Dinosaur bone market booming in Wyoming
HULETT, Wyo. — Crouching over a quarry that moonlights as a fossil hunting ground, Peter Larson pointed to a weathered 4inch slab peeking out from a blanket of snow. A commonplace rock to the untrained eye, but an obvious dinosaur bone to Mr. Larson.
“That’s 145 million years old, plus or minus,” said Mr. Larson, 70, a fossil expert and dealer, as he walked through an excavation site that had already yielded seven dinosaurs.
Hulett is fertile ground for the current dinosaur-bone hunting craze. Larson has been digging here for more than 20 years, beginning not long after Sue, a Tyrannosaurus rex fossil that he helped excavate, sold at auction for $8.4 million in 1997. Local landowners then started to wonder if they could farm a new crop: dinosaur skeletons.
Among them were Elaine and Leslie Waugh, who raised sheep on their Wyoming property, not far from the Devils Tower National Monument, but who began to wonder what they should do about all the dinosaur fossils they kept finding.
“We just figured that we should do something with them bones,” said Leslie Waugh, 93. They called Mr. Larson, whose company’s finds required years of painstaking digging.
Fossil hunting has become a multimillion-dollar business, much to the chagrin of academic paleontologists who worry that specimens of scientific interest are being sold off to the highest bidders.
Sue’s record price was beaten by Stan, another T. rex that Mr. Larson’s company excavated; it sold at auction in 2020 for $31.8 million. This year a Deinonychus (the inspiration for the Velociraptors depicted in the film “Jurassic Park”) sold for $12.4 million. Next month, a T. rex skull is estimated to fetch between $15 million and $20 million. Buyers include financiers, Hollywood stars, tech industry leaders and a crop of new or developing natural history museum facilities in China and the Middle East.
This month Christie’s had hoped for another blockbuster dinosaur auction, expecting a T. rex skeleton named Shen to fetch between $15 million and $25 million. But the sale in Hong Kong was called off after Mr. Larson and others raised questionsabout the specimen.
Mr. Larson was examining a photograph of Shen when he realized that it seemed familiar: Its skull looked a lot like Stan’s.
His company, the Black Hills Institute of Geological Research, retains intellectual property rights to Stan, selling polyurethane casts of the specimen for $120,000 each. After a lawyer for the Black Hills Institute raised the issue, Christie’s clarified its online marketing materials to note that Shen had been supplemented with replicas of Stan’s bones. On Nov. 20, Christie’s withdrew Shen from the sale altogether.
Things were simpler at the beginning of his career, Mr. Larson said, when universities, museums and a smaller group of private collectors were the only ones who cared.

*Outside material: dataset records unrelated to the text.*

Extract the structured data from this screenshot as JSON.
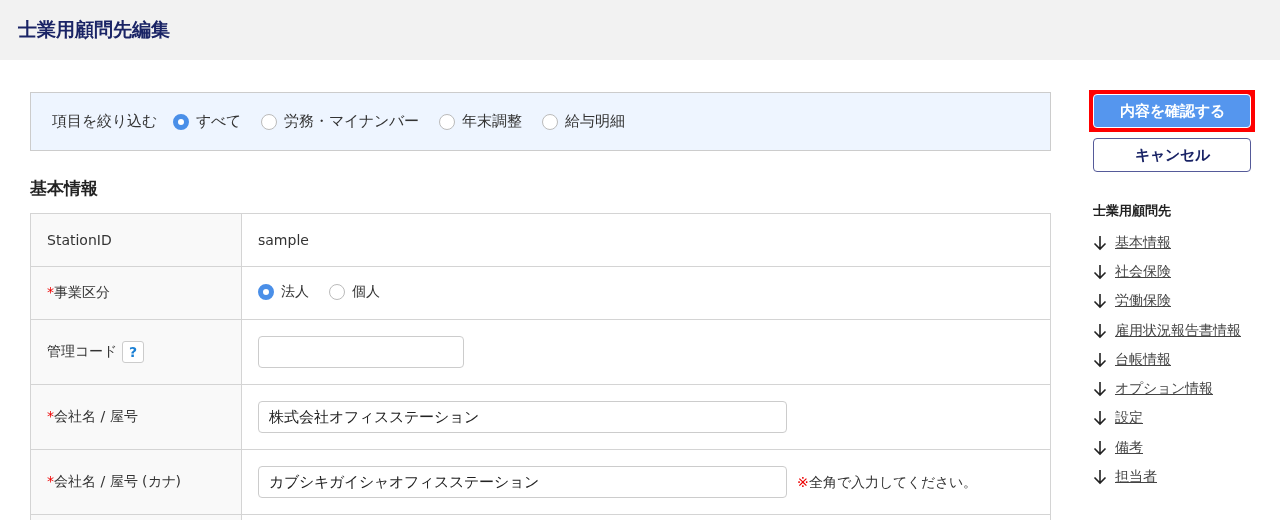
{
  "page_title": "士業用顧問先編集",
  "filter": {
    "label": "項目を絞り込む",
    "options": [
      {
        "label": "すべて",
        "selected": true
      },
      {
        "label": "労務・マイナンバー",
        "selected": false
      },
      {
        "label": "年末調整",
        "selected": false
      },
      {
        "label": "給与明細",
        "selected": false
      }
    ]
  },
  "section_title": "基本情報",
  "rows": [
    {
      "kind": "text",
      "label": "StationID",
      "value": "sample"
    },
    {
      "kind": "radio",
      "label": "事業区分",
      "required_mark": "*",
      "options": [
        {
          "label": "法人",
          "selected": true
        },
        {
          "label": "個人",
          "selected": false
        }
      ]
    },
    {
      "kind": "short_input",
      "label": "管理コード",
      "help": "?",
      "value": ""
    },
    {
      "kind": "input",
      "label": "会社名 / 屋号",
      "required_mark": "*",
      "value": "株式会社オフィスステーション"
    },
    {
      "kind": "input",
      "label": "会社名 / 屋号 (カナ)",
      "required_mark": "*",
      "value": "カブシキガイシャオフィスステーション",
      "note": {
        "mark": "※",
        "text": "全角で入力してください。"
      }
    }
  ],
  "actions": {
    "confirm": {
      "label": "内容を確認する",
      "highlighted": true
    },
    "cancel": {
      "label": "キャンセル"
    }
  },
  "nav": {
    "title": "士業用顧問先",
    "links": [
      "基本情報",
      "社会保険",
      "労働保険",
      "雇用状況報告書情報",
      "台帳情報",
      "オプション情報",
      "設定",
      "備考",
      "担当者"
    ]
  }
}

It was not until 1997, with the sale of Sue, that dinosaurs started to be viewed as potential centerpieces of auctions.
In 2000, Sue was unveiled at the Field Museum in Chicago, and its 600-pound skull became the face of the growing public fascination with dinosaurs.
Scientists feel priced out
Many scientists are aghast at the growing commercial market, and increasingly anxious that scientifically important specimens will disappear into private mansions. Paleontologists are also concerned that the market could encourage illegal digging, and that U.S. landowners — who, by law, generally own the fossils found on their land — would favor commercial fossil hunters over-academic researchers.
“Ranchers who used to let you go and collect specimens are now wondering why they should let you have it for free,” said Jingmai O’Connor, a Field Museum paleontologist, “when a commercial collector would dig up the bones and split the profit.”
Fossil diggers and dealers in the commercial sphere counter that if not for them, these specimens on private land would be left to erode further, never to be found.
The United States is an outlier legally. Other dinosaur-rich nations, including Mongolia and Canada, have laws making fossils the property of the government.
Mr. Larson sees it as a good thing that the broader public is assigning this kind of value to fossils.
“You should be happy that fossils are being appreciated like works of art,” Larson said. (Minutes before Stan had hit the auction block, a Mark Rothko painting sold for $31.3 million, a half-million less than the fossil.)